In this article, we will describe about the Underwriting of Shares and Debentures. We explain three financial terms, which are mostly used in this article.
The three Financial terms are as Follows
Now, let’s have a look at the meaning of Shares, Debentures and Underwriting
Shares are a unit of ownership in an organisation or corporation. They are a part of the company capitals. Those individuals, who are getting shares from any company, are called “Shareholders”. When a company wants to borrow and increase their capital, they issue their shares in the market for their investors. However, companies also require refunding the amount from their Net Profit. Therefore, shares play a significant role in the lives of companies and investors / shareholders.

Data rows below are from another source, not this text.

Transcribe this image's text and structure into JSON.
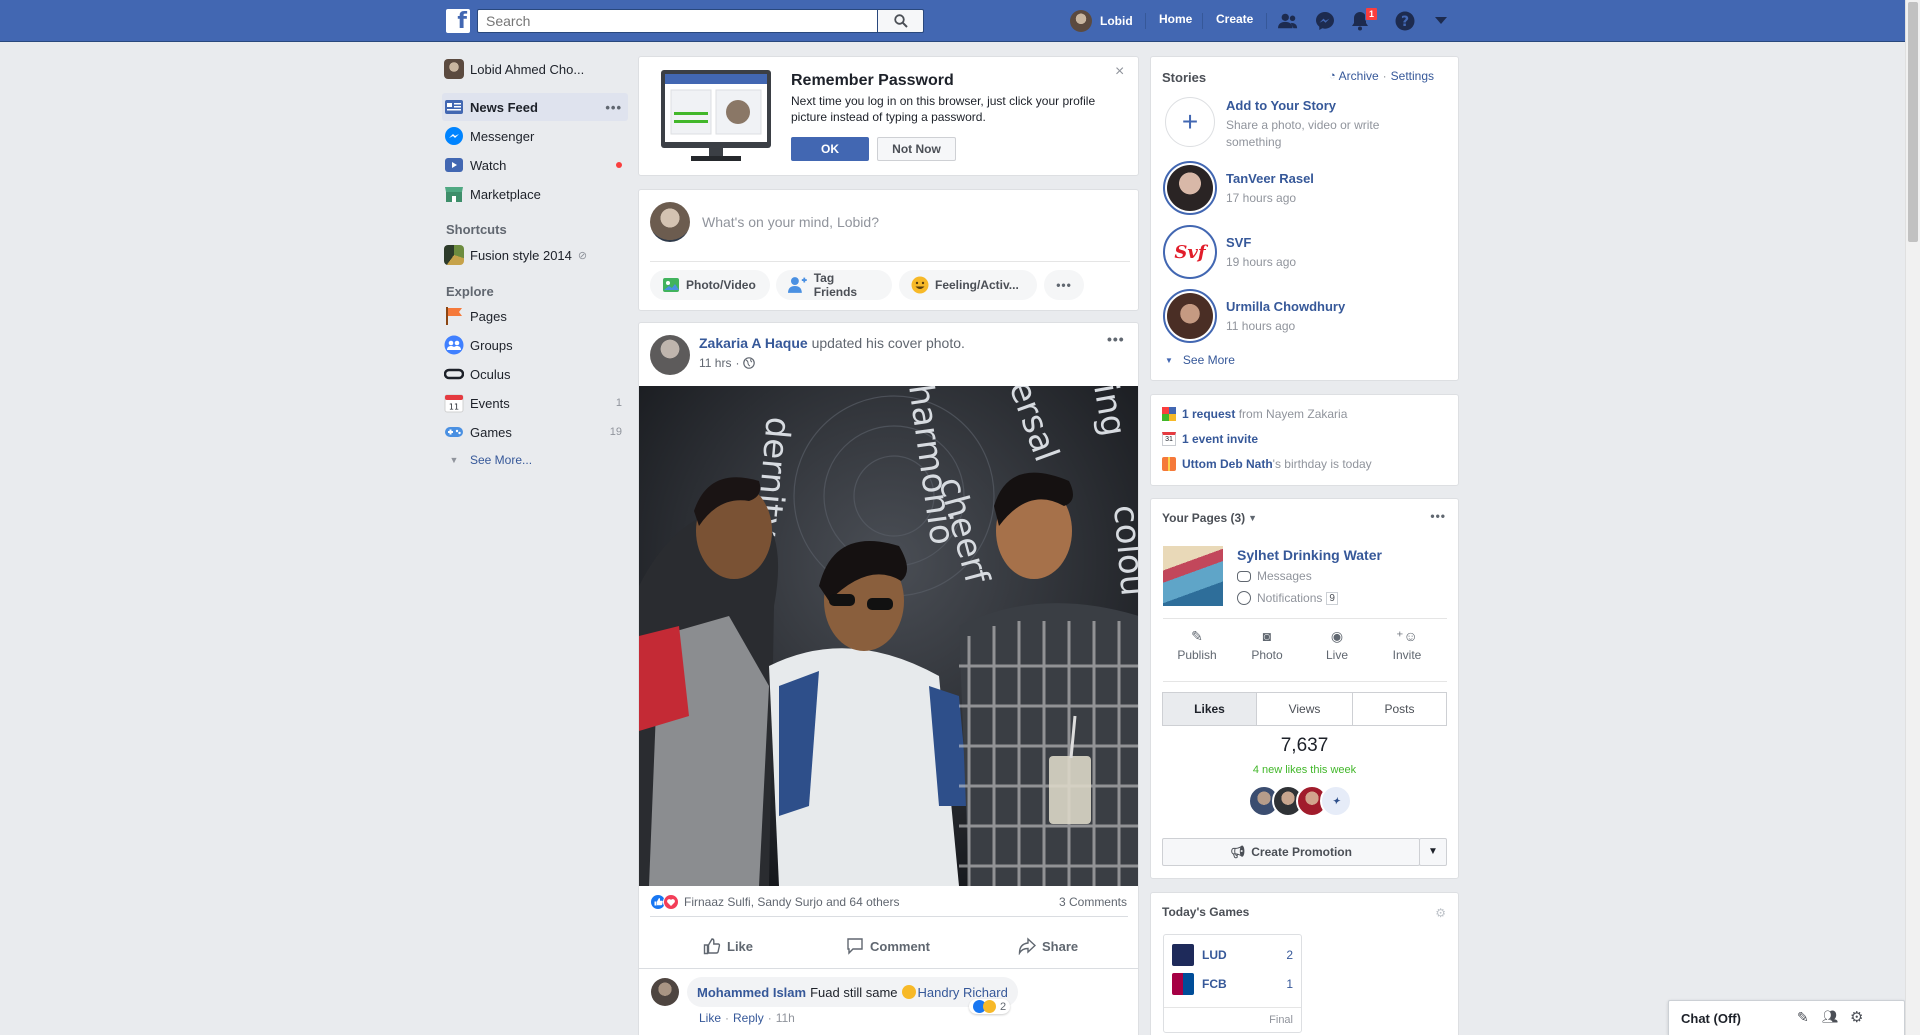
{
  "topbar": {
    "logo": "f",
    "search_placeholder": "Search",
    "profile_name": "Lobid",
    "home": "Home",
    "create": "Create",
    "notification_count": "1"
  },
  "leftnav": {
    "profile": "Lobid Ahmed Cho...",
    "items": [
      {
        "label": "News Feed",
        "count": ""
      },
      {
        "label": "Messenger",
        "count": ""
      },
      {
        "label": "Watch",
        "count": ""
      },
      {
        "label": "Marketplace",
        "count": ""
      }
    ],
    "shortcuts_title": "Shortcuts",
    "shortcut": "Fusion style 2014",
    "explore_title": "Explore",
    "explore": [
      {
        "label": "Pages",
        "count": ""
      },
      {
        "label": "Groups",
        "count": ""
      },
      {
        "label": "Oculus",
        "count": ""
      },
      {
        "label": "Events",
        "count": "1"
      },
      {
        "label": "Games",
        "count": "19"
      }
    ],
    "see_more": "See More..."
  },
  "remember": {
    "title": "Remember Password",
    "text": "Next time you log in on this browser, just click your profile picture instead of typing a password.",
    "ok": "OK",
    "not_now": "Not Now"
  },
  "composer": {
    "placeholder": "What's on your mind, Lobid?",
    "photo": "Photo/Video",
    "tag": "Tag Friends",
    "feeling": "Feeling/Activ..."
  },
  "post": {
    "author": "Zakaria A Haque",
    "action": "updated his cover photo.",
    "time": "11 hrs",
    "reactions": "Firnaaz Sulfi, Sandy Surjo and 64 others",
    "comments": "3 Comments",
    "like": "Like",
    "comment": "Comment",
    "share": "Share",
    "photo_words": "dernity, harmonio, ersal, cheerf, ing, colou",
    "comment1": {
      "author": "Mohammed Islam",
      "text": "Fuad still same",
      "tag": "Handry Richard",
      "react_count": "2",
      "like": "Like",
      "reply": "Reply",
      "time": "11h"
    }
  },
  "stories": {
    "title": "Stories",
    "archive": "Archive",
    "settings": "Settings",
    "add_title": "Add to Your Story",
    "add_sub": "Share a photo, video or write something",
    "items": [
      {
        "name": "TanVeer Rasel",
        "time": "17 hours ago"
      },
      {
        "name": "SVF",
        "time": "19 hours ago"
      },
      {
        "name": "Urmilla Chowdhury",
        "time": "11 hours ago"
      }
    ],
    "svf_logo": "Svf",
    "see_more": "See More"
  },
  "requests": {
    "req_bold": "1 request",
    "req_rest": " from Nayem Zakaria",
    "event": "1 event invite",
    "bday_name": "Uttom Deb Nath",
    "bday_rest": "'s birthday is today"
  },
  "pages": {
    "title": "Your Pages (3)",
    "name": "Sylhet Drinking Water",
    "messages": "Messages",
    "notifications": "Notifications",
    "notif_count": "9",
    "actions": [
      "Publish",
      "Photo",
      "Live",
      "Invite"
    ],
    "tabs": [
      "Likes",
      "Views",
      "Posts"
    ],
    "likes": "7,637",
    "new_likes": "4 new likes this week",
    "promo": "Create Promotion"
  },
  "games": {
    "title": "Today's Games",
    "teams": [
      {
        "name": "LUD",
        "score": "2"
      },
      {
        "name": "FCB",
        "score": "1"
      }
    ],
    "status": "Final"
  },
  "chat": {
    "label": "Chat (Off)"
  }
}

Debenture is an instrument which is used by the corporations and government for getting a loan from public and it is given under the company’s Stamp Act. Corporations and Government can secure their debentures on company assets and they issue these as long term loans. In debentures, companies are required to announce the fixed return at the time of issuing. Therefore, holders knows that, how much amount they will get in future by issuer. Debentures have various advantages for holders and issuer.
Holders get an advantage of freely transferable and a fixed amount. It implies that, holders knows that how much amount they will get in future, therefore, they do not takes any worry about their payment and in general, debentures are freely transferable by their holder to others. Therefore, holders have a right to transfer their shares to anyone before their redemption.
However, the disadvantages are that the holders of debentures do not have any voting rights and on the other hand, an interest, which is given by company, is charged against their profits.
Underwriting refers to a guarantee, which is given by a large financial service provider i.e. Banks, Insurance companies, etc., to issuer for receiving a certain minimum amount of cash by their investment in purchasing new securities. Therefore, these financial institutions purchase a lot of securities in price set from a corporation and to the public, this is known as “Underwriting”. In the process of underwriting, the large financial service providers are also known as “Underwriter”.
The amount of compensation is the difference between the sold price and price paid to companies for securities. The entire process can be done through negotiations between the underwriters and issuing company ( it is also called Negotiating underwriting). Underwriters will get an amount while they purchase their securities at the lowest negotiated price.
Well, after discussing about these three terms, we have to make sure that now you have an idea about the meaning of underwriting of shares and debentures.
Underwriting of shares and debentures is a contract, which is made between the company and underwriters. Underwrites promise to company for selling all their securities to public and if any security will be unsold, then they will buy it. For selling his securities, underwriters charge a commission to companies which is also known as “Underwriting Commission”.